Booth then pushes for Zabow to appear the next morning (Wednesday 23rd November).
Then it’s time for the State to respond.
This is a gross irregularity, says the State, and a classic example of the defence reopening their case because they know where the shoe is pinching.
In Zabow’s report there is no previous, similar absence of memory mentioned. The State wants it placed on record in fact, that Zabow said Mthethwa’s memory function is intact.
The State will object to the report as hearsay, and references Section 3 of Act 45 of 1998. The State asks the Court why the defence should be given the opportunity to lead inadmissible evidence.
Referring to the case between Michael Felthun and the State, where an application for reopening that case is discussed, the State points out that there must be a reason why the evidence was not submitted timeously. The State points out again that the defence apparently knew the whole time that Mthethwa didn’t remember anything, but this is the first time the Court or the State hear of it.

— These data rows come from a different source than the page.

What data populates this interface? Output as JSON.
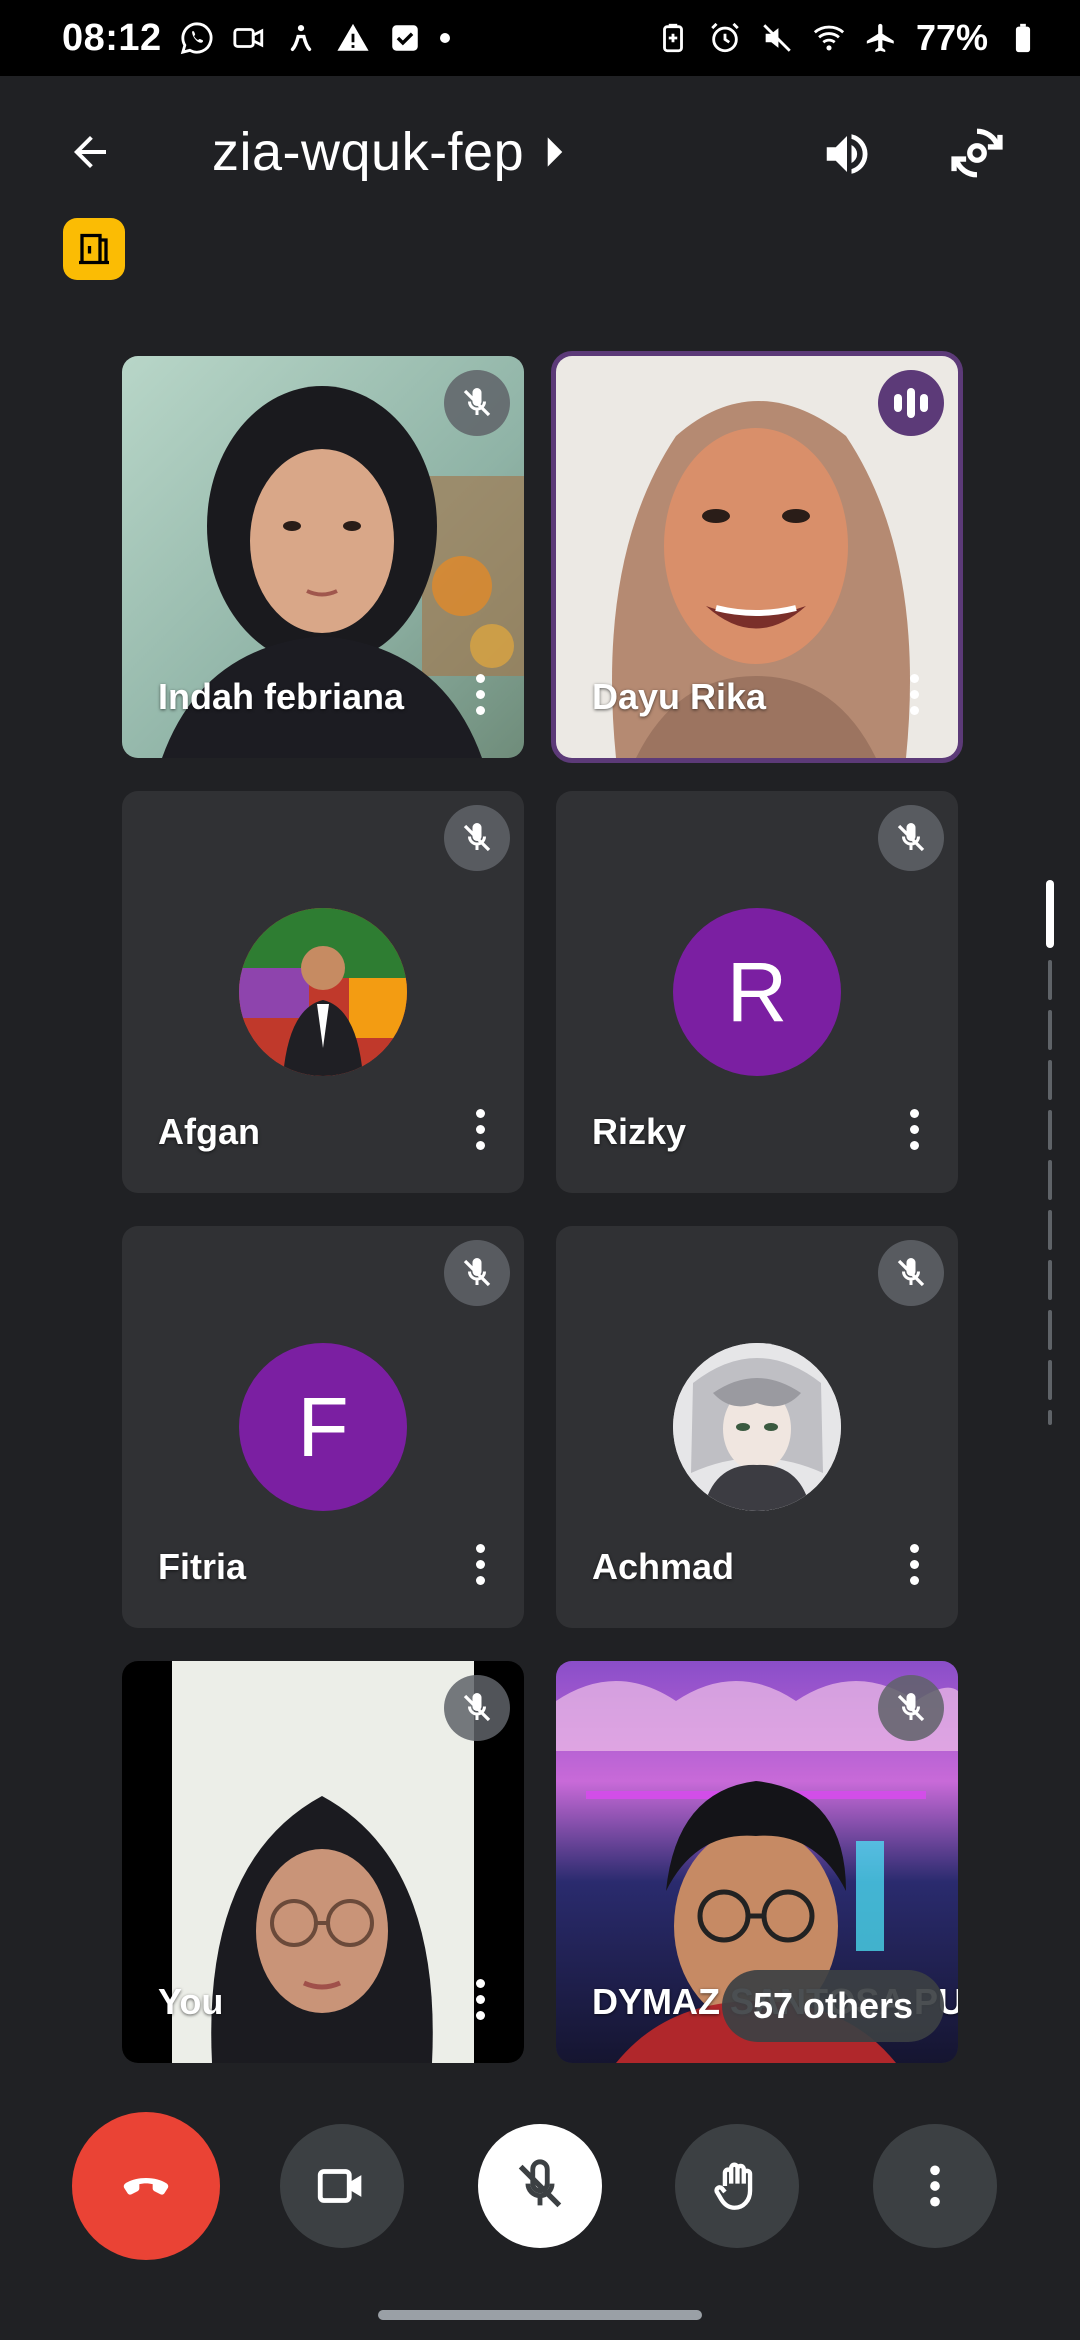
{
  "status_bar": {
    "time": "08:12",
    "battery": "77%",
    "left_icons": [
      "whatsapp-icon",
      "video-call-icon",
      "accessibility-icon",
      "warning-icon",
      "checkbox-icon",
      "notification-dot-icon"
    ],
    "right_icons": [
      "battery-saver-icon",
      "alarm-icon",
      "mute-icon",
      "wifi-icon",
      "airplane-icon",
      "battery-icon"
    ]
  },
  "header": {
    "meeting_code": "zia-wquk-fep",
    "back_icon": "arrow-back-icon",
    "audio_icon": "speaker-icon",
    "flip_camera_icon": "flip-camera-icon",
    "host_badge_icon": "door-icon"
  },
  "participants": [
    {
      "name": "Indah febriana",
      "muted": true,
      "type": "video"
    },
    {
      "name": "Dayu Rika",
      "muted": false,
      "speaking": true,
      "type": "video"
    },
    {
      "name": "Afgan",
      "muted": true,
      "type": "photo-avatar"
    },
    {
      "name": "Rizky",
      "muted": true,
      "type": "initial",
      "initial": "R",
      "color": "#7b1fa2"
    },
    {
      "name": "Fitria",
      "muted": true,
      "type": "initial",
      "initial": "F",
      "color": "#7b1fa2"
    },
    {
      "name": "Achmad",
      "muted": true,
      "type": "photo-avatar"
    },
    {
      "name": "You",
      "muted": true,
      "type": "video"
    },
    {
      "name": "DYMAZ SANTOSA PUTRA",
      "muted": true,
      "type": "video"
    }
  ],
  "others_label": "57 others",
  "controls": {
    "end_call_icon": "end-call-icon",
    "camera_icon": "videocam-icon",
    "mic_icon": "mic-off-icon",
    "raise_hand_icon": "raise-hand-icon",
    "more_icon": "more-vert-icon"
  },
  "colors": {
    "background": "#202124",
    "tile": "#303134",
    "end_call": "#ea4335",
    "speaking": "#5c3a78",
    "host_badge": "#fbbc04",
    "avatar_purple": "#7b1fa2"
  }
}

The State continues: How can we get to the credibility of the information if the accused themself doesn’t testify – which is his right of course.
Without the accused testifying, Zabow is essentially testifying in a vaccuum – there is no basis for the report to be based on – it’s like the corroboration of evidence that has not even been presented.

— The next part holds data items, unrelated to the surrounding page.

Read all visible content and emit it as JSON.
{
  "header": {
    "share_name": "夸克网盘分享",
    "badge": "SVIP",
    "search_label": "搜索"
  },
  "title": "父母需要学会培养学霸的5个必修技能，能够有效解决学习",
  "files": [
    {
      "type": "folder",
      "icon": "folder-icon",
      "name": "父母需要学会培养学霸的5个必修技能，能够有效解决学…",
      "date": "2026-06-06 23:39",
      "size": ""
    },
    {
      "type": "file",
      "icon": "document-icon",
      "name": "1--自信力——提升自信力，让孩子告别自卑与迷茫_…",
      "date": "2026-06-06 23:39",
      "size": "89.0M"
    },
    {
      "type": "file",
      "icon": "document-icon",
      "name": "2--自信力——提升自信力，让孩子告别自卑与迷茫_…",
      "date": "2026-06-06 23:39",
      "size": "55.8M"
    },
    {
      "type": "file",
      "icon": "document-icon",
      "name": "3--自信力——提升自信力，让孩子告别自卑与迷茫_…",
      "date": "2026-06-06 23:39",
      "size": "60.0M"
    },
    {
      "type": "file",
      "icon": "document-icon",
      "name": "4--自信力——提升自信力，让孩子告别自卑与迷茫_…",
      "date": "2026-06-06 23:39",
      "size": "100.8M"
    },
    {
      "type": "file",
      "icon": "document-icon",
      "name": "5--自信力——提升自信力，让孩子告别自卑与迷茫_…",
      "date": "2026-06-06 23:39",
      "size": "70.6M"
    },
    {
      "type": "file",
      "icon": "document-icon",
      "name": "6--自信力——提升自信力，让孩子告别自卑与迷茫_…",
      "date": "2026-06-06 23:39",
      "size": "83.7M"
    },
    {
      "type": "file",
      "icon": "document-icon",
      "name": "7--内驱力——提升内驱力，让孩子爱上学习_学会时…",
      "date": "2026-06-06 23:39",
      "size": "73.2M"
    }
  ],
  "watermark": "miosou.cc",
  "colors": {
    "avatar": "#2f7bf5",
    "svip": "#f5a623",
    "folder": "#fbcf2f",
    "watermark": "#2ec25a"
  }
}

There isn’t even testimony of peculiar behaviour on the part of Mthethwa that has been given as evidence, and which this report could then examine.

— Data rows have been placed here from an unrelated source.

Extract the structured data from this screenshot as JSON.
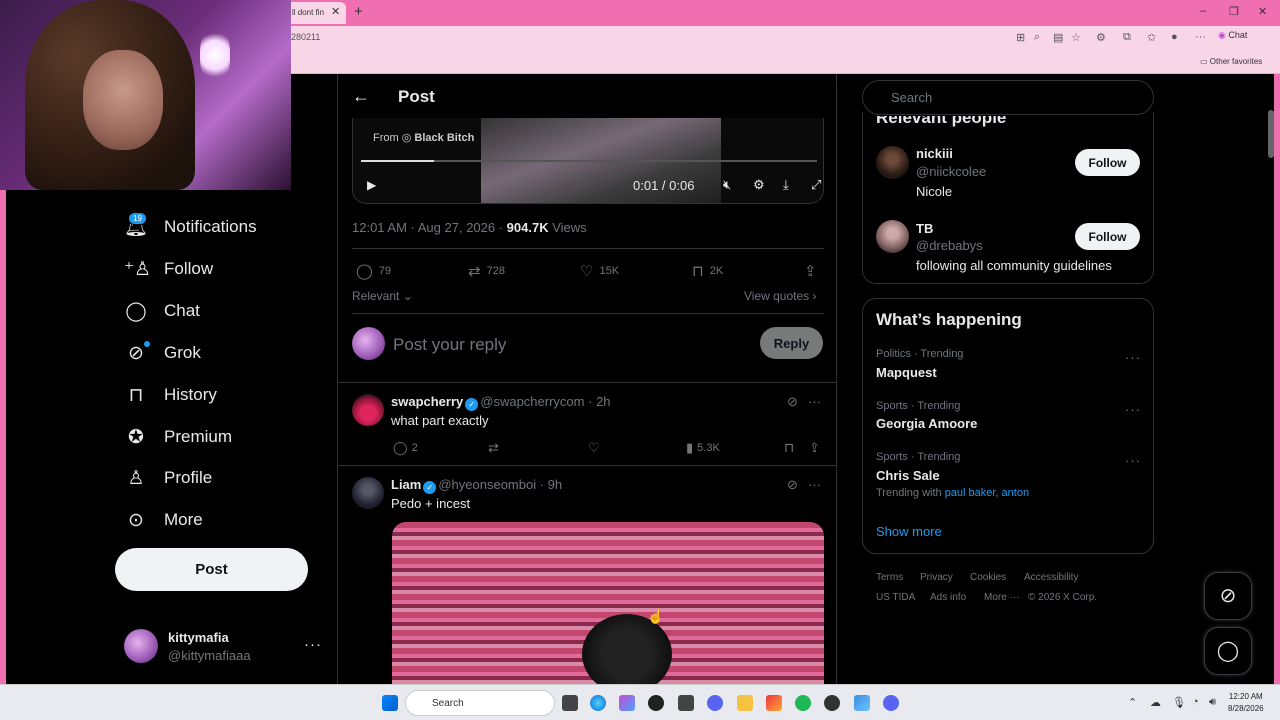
{
  "browser": {
    "tab_title": "ll dont fin",
    "tab_close": "✕",
    "tab_new": "+",
    "address": "280211",
    "chat_label": "Chat",
    "other_favorites": "Other favorites",
    "window_controls": [
      "–",
      "❐",
      "✕"
    ]
  },
  "sidebar": {
    "notifications_badge": "19",
    "items": [
      {
        "label": "Notifications",
        "icon": "bell-icon"
      },
      {
        "label": "Follow",
        "icon": "person-plus-icon"
      },
      {
        "label": "Chat",
        "icon": "chat-bubble-icon"
      },
      {
        "label": "Grok",
        "icon": "grok-icon"
      },
      {
        "label": "History",
        "icon": "bookmark-icon"
      },
      {
        "label": "Premium",
        "icon": "verified-badge-icon"
      },
      {
        "label": "Profile",
        "icon": "person-icon"
      },
      {
        "label": "More",
        "icon": "more-circle-icon"
      }
    ],
    "post_button": "Post",
    "account": {
      "name": "kittymafia",
      "handle": "@kittymafiaaa",
      "more": "···"
    }
  },
  "post": {
    "header_title": "Post",
    "video": {
      "from_prefix": "From",
      "from_name": "Black Bitch",
      "time": "0:01 / 0:06",
      "progress": 0.16
    },
    "meta": {
      "time": "12:01 AM · Aug 27, 2026 · ",
      "views_count": "904.7K",
      "views_label": " Views"
    },
    "actions": {
      "replies": "79",
      "reposts": "728",
      "likes": "15K",
      "bookmarks": "2K"
    },
    "sort_label": "Relevant",
    "view_quotes": "View quotes",
    "reply_placeholder": "Post your reply",
    "reply_button": "Reply"
  },
  "replies": [
    {
      "name": "swapcherry",
      "handle": "@swapcherrycom",
      "time": "· 2h",
      "text": "what part exactly",
      "replies": "2",
      "views": "5.3K"
    },
    {
      "name": "Liam",
      "handle": "@hyeonseomboi",
      "time": "· 9h",
      "text": "Pedo + incest"
    }
  ],
  "right": {
    "search_placeholder": "Search",
    "relevant_title": "Relevant people",
    "people": [
      {
        "name": "nickiii",
        "handle": "@niickcolee",
        "bio": "Nicole",
        "button": "Follow"
      },
      {
        "name": "TB",
        "handle": "@drebabys",
        "bio": "following all community guidelines",
        "button": "Follow"
      }
    ],
    "happening_title": "What’s happening",
    "trends": [
      {
        "category": "Politics · Trending",
        "name": "Mapquest"
      },
      {
        "category": "Sports · Trending",
        "name": "Georgia Amoore"
      },
      {
        "category": "Sports · Trending",
        "name": "Chris Sale",
        "with_prefix": "Trending with",
        "with_links": "paul baker, anton"
      }
    ],
    "show_more": "Show more",
    "footer": [
      "Terms",
      "Privacy",
      "Cookies",
      "Accessibility",
      "US TIDA",
      "Ads info",
      "More ···",
      "© 2026 X Corp."
    ]
  },
  "taskbar": {
    "search_label": "Search",
    "time": "12:20 AM",
    "date": "8/28/2026"
  },
  "colors": {
    "accent": "#1d9bf0",
    "browser_pink": "#f06fb0",
    "background": "#000000"
  }
}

It’s also very convenient that Mthethwa can’t remember a period of two days, over which the incident took place, but is adament that he wasn’t involved in that incident.
The State also pointedly remarked on Mthethwa’s stating he wasn’t in the position to testify because he can’t remember those days, but that he’ll send someone else to say that for him. Evidently he doesn’t want to be tested on that one line: “I cant remember”.
That evening Mthethwa spent about R2000 (according to his bank records) on his credit card at the Corner Lounge in Gugulethu, which made the news earlier this year in another murder case.
The entire matter needs authority to enable a view that this report won’t be simple hearsay evidence.
The defence counters that Zabow has seen Mthethwa twice, once again after the report. So, it’s implied, there is more information on Mthethwa’s memory loss that has been found in the second meeting.
The Court asks, but isn’t the backdoor being used as the State suggests – is it hearsay? – that’s what the Court wants clarification on.
Booth counters, the Court can only say it’s hearsay once they’ve heard the testimony.
The State interjects that the report is going to be full of ‘he told me’ and ‘then he said’ anecdotes.
Booth says no – this is an expert, with an expert opinion. This is not some person on the street who is recounting some passing conversation.
In conclusion, the Court says they want to hear chapter and verse on this matter, from the State and the defence.
The Court wants a solid basis for application (by the defence), and objection (by the State).
Court is therefore adjourned to Monday 28 November at 09:30.